Korean Community Looking For Answers About Dublin Shootings

By Sophia Kazmi
CONTRA COSTA TIMES

August 18, 2005


Leaders of the Bay Area Korean community will meet today to discuss concerns over last week's police shooting in Dublin that took the lives of two Korean men.

Also today, Jee Kim, who lost her brother and her husband in the Aug. 11 incident, will hold a press conference to give her account of events.

Hun Kim, executive director of the Korean Community Center East Bay, said there are unanswered questions over the shooting of Kwuang Tae-Lee, 61, and Dublin homeowner Richard Kim, 49.

"I think, given the story, there are questions that need to be raised to the Dublin police about investigating the officers' conduct, language sensitivity, cultural awareness and restraint in the use of deadly force," he said in a statement Thursday. "Beyond that, it is the opinion of the wife who witnessed the event that the police used excessive force and did not need to kill both men."

Police responded to reports of a woman screaming in a home on Innisbrook Lane about 11:40 p.m. When they arrived, they saw a man with a knife rushing up the stairs. Police entered the house and followed the man to the second floor and ordered him to drop the knife.

Jee Kim, told the Korea Times her brother, Tae-Lee was "very drunk" that night and couldn't hear the two police officers ordering him to drop the knife.

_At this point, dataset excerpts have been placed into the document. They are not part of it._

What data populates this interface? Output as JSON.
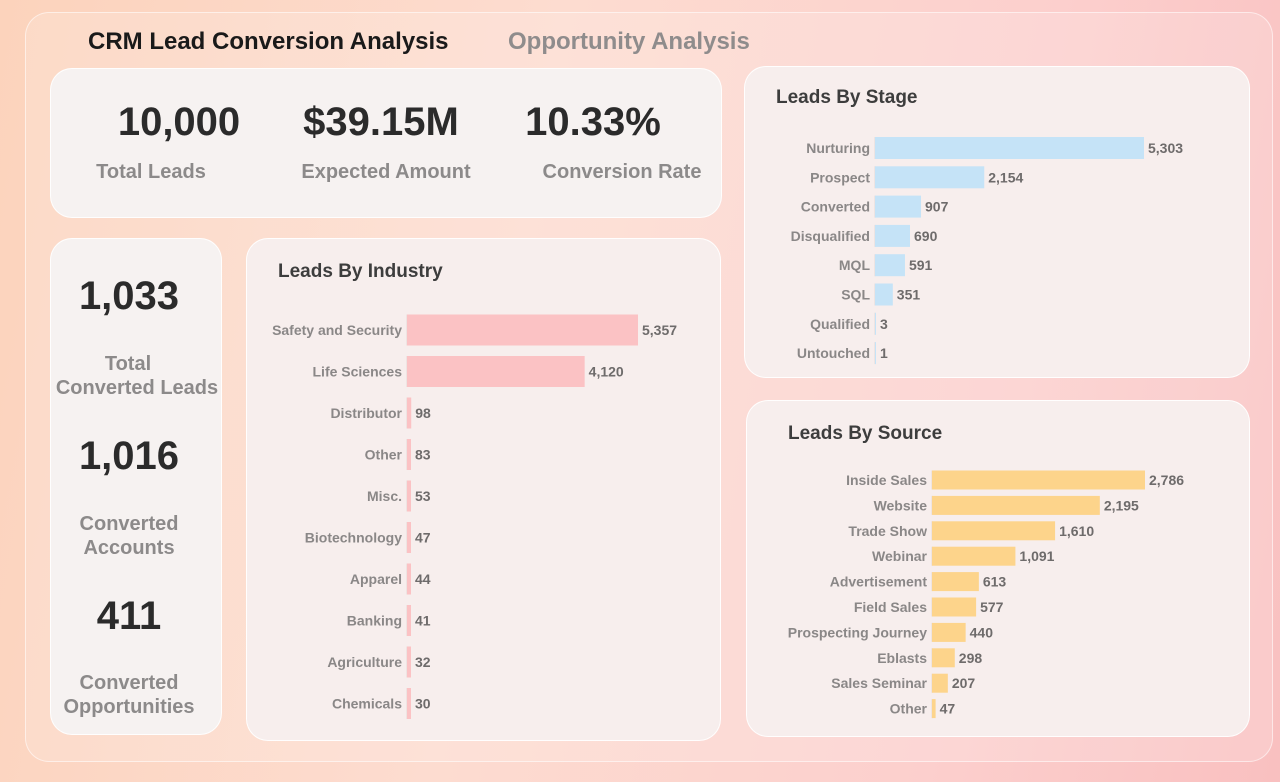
{
  "tabs": {
    "active": "CRM Lead Conversion Analysis",
    "inactive": "Opportunity Analysis"
  },
  "kpis": {
    "total_leads": {
      "value": "10,000",
      "label": "Total Leads"
    },
    "expected_amount": {
      "value": "$39.15M",
      "label": "Expected Amount"
    },
    "conversion_rate": {
      "value": "10.33%",
      "label": "Conversion Rate"
    }
  },
  "side_kpis": {
    "converted_leads": {
      "value": "1,033",
      "label_line1": "Total",
      "label_line2": "Converted Leads"
    },
    "converted_accounts": {
      "value": "1,016",
      "label_line1": "Converted",
      "label_line2": "Accounts"
    },
    "converted_opportunities": {
      "value": "411",
      "label_line1": "Converted",
      "label_line2": "Opportunities"
    }
  },
  "colors": {
    "industry_bar": "#fbc2c4",
    "stage_bar": "#c5e3f7",
    "source_bar": "#fdd48b",
    "label_text": "#8a8787",
    "value_text": "#6e6b6b"
  },
  "chart_data": [
    {
      "id": "industry",
      "type": "bar",
      "orientation": "horizontal",
      "title": "Leads By Industry",
      "categories": [
        "Safety and Security",
        "Life Sciences",
        "Distributor",
        "Other",
        "Misc.",
        "Biotechnology",
        "Apparel",
        "Banking",
        "Agriculture",
        "Chemicals"
      ],
      "values": [
        5357,
        4120,
        98,
        83,
        53,
        47,
        44,
        41,
        32,
        30
      ],
      "value_labels": [
        "5,357",
        "4,120",
        "98",
        "83",
        "53",
        "47",
        "44",
        "41",
        "32",
        "30"
      ],
      "xlim": [
        0,
        5357
      ]
    },
    {
      "id": "stage",
      "type": "bar",
      "orientation": "horizontal",
      "title": "Leads By Stage",
      "categories": [
        "Nurturing",
        "Prospect",
        "Converted",
        "Disqualified",
        "MQL",
        "SQL",
        "Qualified",
        "Untouched"
      ],
      "values": [
        5303,
        2154,
        907,
        690,
        591,
        351,
        3,
        1
      ],
      "value_labels": [
        "5,303",
        "2,154",
        "907",
        "690",
        "591",
        "351",
        "3",
        "1"
      ],
      "xlim": [
        0,
        5303
      ]
    },
    {
      "id": "source",
      "type": "bar",
      "orientation": "horizontal",
      "title": "Leads By Source",
      "categories": [
        "Inside Sales",
        "Website",
        "Trade Show",
        "Webinar",
        "Advertisement",
        "Field Sales",
        "Prospecting Journey",
        "Eblasts",
        "Sales Seminar",
        "Other"
      ],
      "values": [
        2786,
        2195,
        1610,
        1091,
        613,
        577,
        440,
        298,
        207,
        47
      ],
      "value_labels": [
        "2,786",
        "2,195",
        "1,610",
        "1,091",
        "613",
        "577",
        "440",
        "298",
        "207",
        "47"
      ],
      "xlim": [
        0,
        2786
      ]
    }
  ]
}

Investigators said Jee Kim told her brother -- who was visiting with his wife from Korea, and who did not speak English -- in Korean that police were on the way.

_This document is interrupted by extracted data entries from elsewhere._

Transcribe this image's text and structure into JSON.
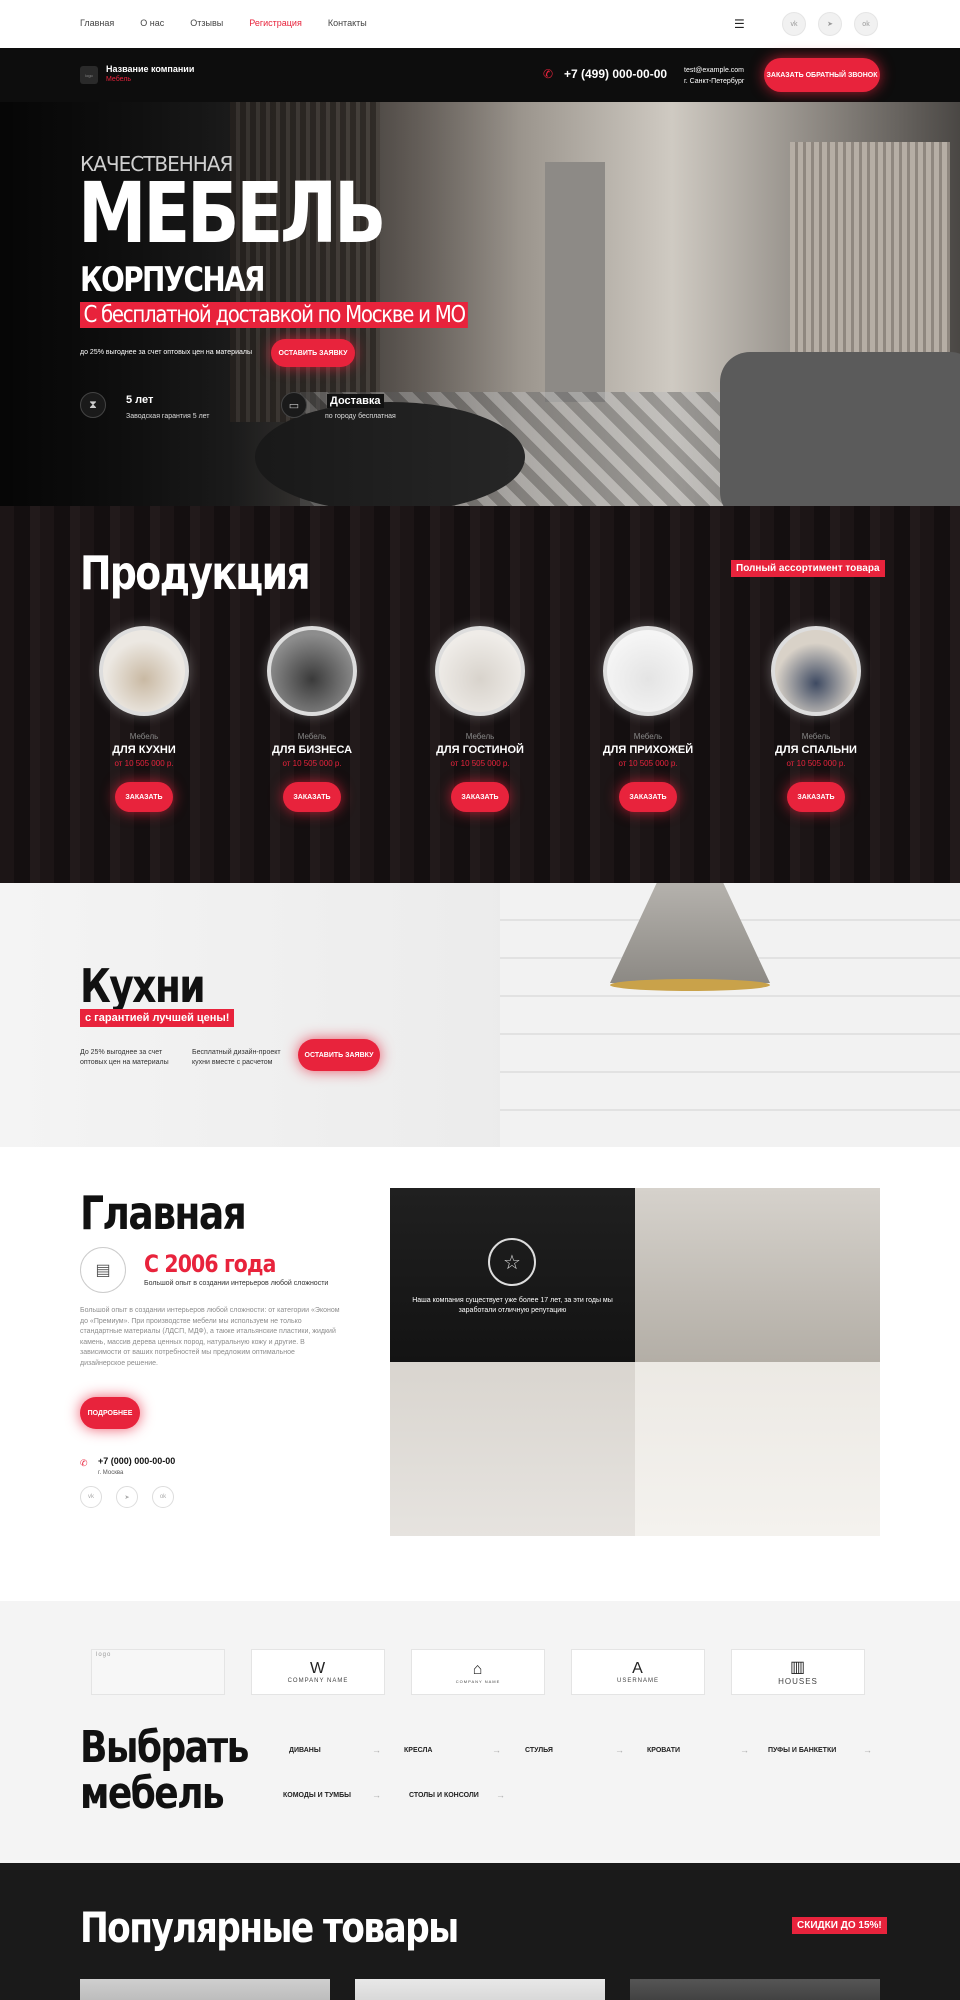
{
  "nav": {
    "links": [
      "Главная",
      "О нас",
      "Отзывы",
      "Регистрация",
      "Контакты"
    ],
    "active_index": 3,
    "menu_icon": "hamburger-icon",
    "social": [
      "vk",
      "tg",
      "ok"
    ]
  },
  "header": {
    "company_name": "Название компании",
    "company_sub": "Мебель",
    "logo_text": "logo",
    "phone": "+7 (499) 000-00-00",
    "email": "test@example.com",
    "city": "г. Санкт-Петербург",
    "callback_button": "Заказать обратный звонок"
  },
  "hero": {
    "pre": "КАЧЕСТВЕННАЯ",
    "title": "МЕБЕЛЬ",
    "subtitle": "КОРПУСНАЯ",
    "delivery": "С бесплатной доставкой по Москве и МО",
    "desc": "до 25% выгоднее за счет оптовых цен на материалы",
    "button": "Оставить заявку",
    "features": [
      {
        "title": "5 лет",
        "sub": "Заводская гарантия 5 лет",
        "icon": "hourglass-icon"
      },
      {
        "title": "Доставка",
        "sub": "по городу бесплатная",
        "icon": "truck-icon"
      }
    ]
  },
  "products": {
    "title": "Продукция",
    "badge": "Полный ассортимент товара",
    "items": [
      {
        "small": "Мебель",
        "name": "ДЛЯ КУХНИ",
        "price": "от 10 505 000 р.",
        "button": "Заказать"
      },
      {
        "small": "Мебель",
        "name": "ДЛЯ БИЗНЕСА",
        "price": "от 10 505 000 р.",
        "button": "Заказать"
      },
      {
        "small": "Мебель",
        "name": "ДЛЯ ГОСТИНОЙ",
        "price": "от 10 505 000 р.",
        "button": "Заказать"
      },
      {
        "small": "Мебель",
        "name": "ДЛЯ ПРИХОЖЕЙ",
        "price": "от 10 505 000 р.",
        "button": "Заказать"
      },
      {
        "small": "Мебель",
        "name": "ДЛЯ СПАЛЬНИ",
        "price": "от 10 505 000 р.",
        "button": "Заказать"
      }
    ]
  },
  "kitchens": {
    "title": "Кухни",
    "badge": "с гарантией лучшей цены!",
    "text1": "До 25% выгоднее за счет оптовых цен на материалы",
    "text2": "Бесплатный дизайн-проект кухни вместе с расчетом",
    "button": "Оставить заявку"
  },
  "main": {
    "title": "Главная",
    "since": "С 2006 года",
    "since_sub": "Большой опыт в создании интерьеров любой сложности",
    "paragraph": "Большой опыт в создании интерьеров любой сложности: от категории «Эконом до «Премиум». При производстве мебели мы используем не только стандартные материалы (ЛДСП, МДФ), а также итальянские пластики, жидкий камень, массив дерева ценных пород, натуральную кожу и другие. В зависимости от ваших потребностей мы предложим оптимальное дизайнерское решение.",
    "more_button": "Подробнее",
    "phone": "+7 (000) 000-00-00",
    "city": "г. Москва",
    "grid_text": "Наша компания существует уже более 17 лет, за эти годы мы заработали отличную репутацию"
  },
  "brands": {
    "logos": [
      {
        "name": "logo",
        "mark": ""
      },
      {
        "name": "COMPANY NAME",
        "mark": "W"
      },
      {
        "name": "COMPANY NAME",
        "mark": "⌂"
      },
      {
        "name": "USERNAME",
        "mark": "A"
      },
      {
        "name": "HOUSES",
        "mark": "▥"
      }
    ],
    "title_line1": "Выбрать",
    "title_line2": "мебель",
    "categories": [
      "ДИВАНЫ",
      "КРЕСЛА",
      "СТУЛЬЯ",
      "КРОВАТИ",
      "ПУФЫ И БАНКЕТКИ",
      "КОМОДЫ И ТУМБЫ",
      "СТОЛЫ И КОНСОЛИ"
    ]
  },
  "popular": {
    "title": "Популярные товары",
    "badge": "СКИДКИ ДО 15%!"
  },
  "colors": {
    "accent": "#e8233c",
    "dark": "#0d0d0d"
  }
}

B .J. Han, the reporter covering the shooting for the Korea Times, said Jee Kim told him when Tae-Lee didn't drop the knife, officers fired once, injuring him. He turned and began moving toward the officers, who shot him four more times.

One bullet pierced a door of the bedroom where Richard Kim was. Police said it grazed his eye and his temple and went through his arm, severing an artery. He was taken to Eden Medical Center in Castro Valley, where he died Sunday night.

Jee Kim has retained attorney Jonathan Bae, who said his client will make a statement Friday

"I believe flat out there are many ways to disarm someone who is not firing a weapon at you," said Hun Kim.

David Kim, vice president of the Korean-American Association, said he hopes to meet Friday with Dublin Police Chief Gary Thuman. Also Friday, members of the coalition meeting on Friday will urge "a public and transparent investigation" of the shootings.

Thuman declined to comment on the investigation today.

The officers involved in the shootings, David Taylor, 39, and Tara Russell, 26 -- both five-year veterans of the Alameda County Sheriff's Office -- remain on leave.

Brian McKenna, a police lieutenant in suburban St. Louis, and an expert on officer safety techniques, said decisions on the use of deadly force have to be made in a split second.

"There are procedures in place to communicate with a person (like to call for an interpreter), but it's not something that can be done in a deadly force confrontation. Your average deadly force confrontation is 3 and a half seconds" and an officer coming cold to a scene is not going to know if a person speaks English, he said.

"If you see a man running up the stairs with a knife, your concern is what is he doing with that knife. . . You're standing there going 'What happens if this man gets out of my control and I can't stop him and somebody gets hurt?'"

Although Tae-Lee did not understand English, McKenna said the message of an officer with a gun should be clear.

"It's just common sense that you don't threaten a police officer with a gun pointed at you," he said.

There have been some concerns about why police did not report that the homeowner was also shot, until after he died on Sunday. But, Tom Aveni, an expert on police use of force, said it's not uncommon for departments to wait until they have all the facts before releasing information about officer-involved shootings.

"The public perception is that police are trying to hide something," when that happens, even though that is not true, said Aveni, co-founder of the Police Policy Studies Council.


"I don't think anyone realizes what an officer goes through, even with shooting an armed suspect . . . And if it's an accidental shooting, it's a terrible thing," McKenna said.

"You have to be sensitive to that officer's needs and you want to make sure you're right before you say anything," he said.

Visitation services for Richard Kim and Tae-Lee will be 7:30 p.m. today at the Jess C. Spencer Mortuary in Castro Valley. The funeral will be 10 a.m. Saturday.